Худой несуразный мальчонка, переминаясь в рваных сандалиях и заложив за спину руки и выпятив пузо, исподлобья улыбался зрителям. Тут же у косого сарая бродила кура, пытаясь сандалию склевать. Не договариваясь, оба зрителя захихикали, а потом и захохотали.
– Где это? – смеясь, спросила Виктория.
– Далеко, – похохатывая чуть не до плача, пояснил Степа.
На второй, такой же серо-желтой покоробленной картинке паренек лет двенадцати в широких сатиновых шальварах, самострочной майке на худых выпирающих ключицах размахивал белой, видимо, тряпкой на палке, а на тряпке читалось выведенное агитационными буквицами „Лебедь – друг человека“, – и в трех шагах сзади, у журавля колодца с вывалившимся боком, действительно, шипя и развертывая крылья, нагнув хищные шеи, направлялась в поход на знаменосца пара гусей.

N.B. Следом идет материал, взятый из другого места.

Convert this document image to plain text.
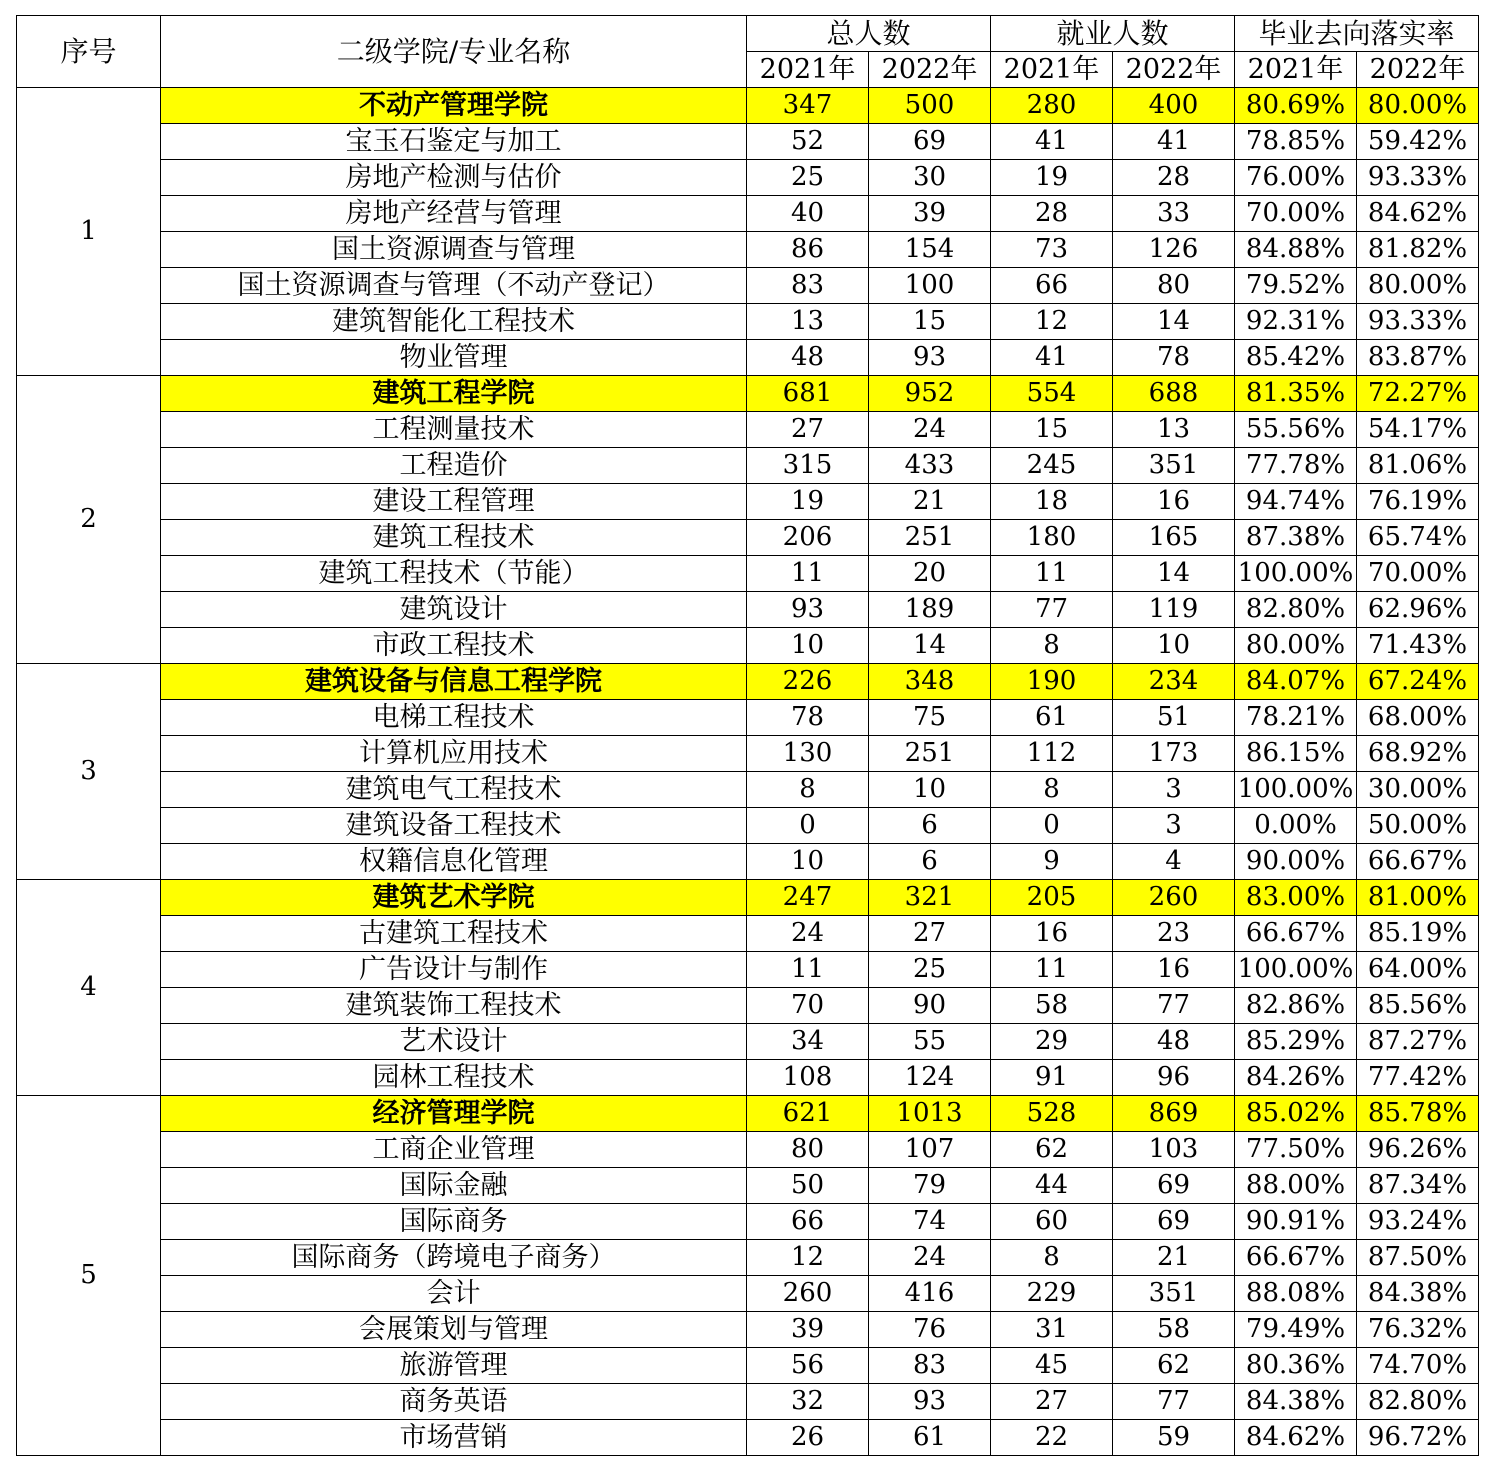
序号	二级学院/专业名称	总人数		就业人数		毕业去向落实率	
		2021年	2022年	2021年	2022年	2021年	2022年
1	不动产管理学院	347	500	280	400	80.69%	80.00%
	宝玉石鉴定与加工	52	69	41	41	78.85%	59.42%
	房地产检测与估价	25	30	19	28	76.00%	93.33%
	房地产经营与管理	40	39	28	33	70.00%	84.62%
	国土资源调查与管理	86	154	73	126	84.88%	81.82%
	国土资源调查与管理（不动产登记）	83	100	66	80	79.52%	80.00%
	建筑智能化工程技术	13	15	12	14	92.31%	93.33%
	物业管理	48	93	41	78	85.42%	83.87%
2	建筑工程学院	681	952	554	688	81.35%	72.27%
	工程测量技术	27	24	15	13	55.56%	54.17%
	工程造价	315	433	245	351	77.78%	81.06%
	建设工程管理	19	21	18	16	94.74%	76.19%
	建筑工程技术	206	251	180	165	87.38%	65.74%
	建筑工程技术（节能）	11	20	11	14	100.00%	70.00%
	建筑设计	93	189	77	119	82.80%	62.96%
	市政工程技术	10	14	8	10	80.00%	71.43%
3	建筑设备与信息工程学院	226	348	190	234	84.07%	67.24%
	电梯工程技术	78	75	61	51	78.21%	68.00%
	计算机应用技术	130	251	112	173	86.15%	68.92%
	建筑电气工程技术	8	10	8	3	100.00%	30.00%
	建筑设备工程技术	0	6	0	3	0.00%	50.00%
	权籍信息化管理	10	6	9	4	90.00%	66.67%
4	建筑艺术学院	247	321	205	260	83.00%	81.00%
	古建筑工程技术	24	27	16	23	66.67%	85.19%
	广告设计与制作	11	25	11	16	100.00%	64.00%
	建筑装饰工程技术	70	90	58	77	82.86%	85.56%
	艺术设计	34	55	29	48	85.29%	87.27%
	园林工程技术	108	124	91	96	84.26%	77.42%
5	经济管理学院	621	1013	528	869	85.02%	85.78%
	工商企业管理	80	107	62	103	77.50%	96.26%
	国际金融	50	79	44	69	88.00%	87.34%
	国际商务	66	74	60	69	90.91%	93.24%
	国际商务（跨境电子商务）	12	24	8	21	66.67%	87.50%
	会计	260	416	229	351	88.08%	84.38%
	会展策划与管理	39	76	31	58	79.49%	76.32%
	旅游管理	56	83	45	62	80.36%	74.70%
	商务英语	32	93	27	77	84.38%	82.80%
	市场营销	26	61	22	59	84.62%	96.72%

– Ты? – заливаясь, хлопала по Степиному загривку и плечу Виктория.
– Нет, – аккуратно шлепая соседку по спине, как гуся палкой, хохотал Лебедев. – Брат!
– А вот и мама, – сказал Степа и высунул третье фото.
На фоне бескрайнего степного поля, заботливо убранного густой рожью, стояла босоногая женщина в платке и простом сельском наряде. Она подняла одну руку и, заслоняясь от солнца, вглядывалась в фотографа, стесняясь рваного фартука и радуясь сразу этому всему.
– Красивая, – задумчиво протянула Виктория. – Тебе радуется.
– А компьютер сказал нам совсем другое, – брякнул вдруг Степа, упрятывая пакетик под подушку и перевертывая лицо на серьезную сторону.
– О чем ты?
– Не я, он. Впереди нашего загадочного файла, в обломках, – стишках наоборот и фразах с химическим смыслом, я нашел такую вот отсебятину: „Кстати, Гельвеций Не Аргументировал Краткость Радости“.
– Поясни, что за шарада. О чем это, что за бред.
– Вот, посмотрите сюда. Сумбурные заметки составителя нашего диска, предваряющие файл. Вот эта фраза. Дальше плывут схематические сравнения японских хоку и китайских дацзыбао. Мне кажется, здесь шифр.
– Да где?
– Читайте внимательно: Ксенон, Гелий, Неон, Аргон, Криптон, Радон.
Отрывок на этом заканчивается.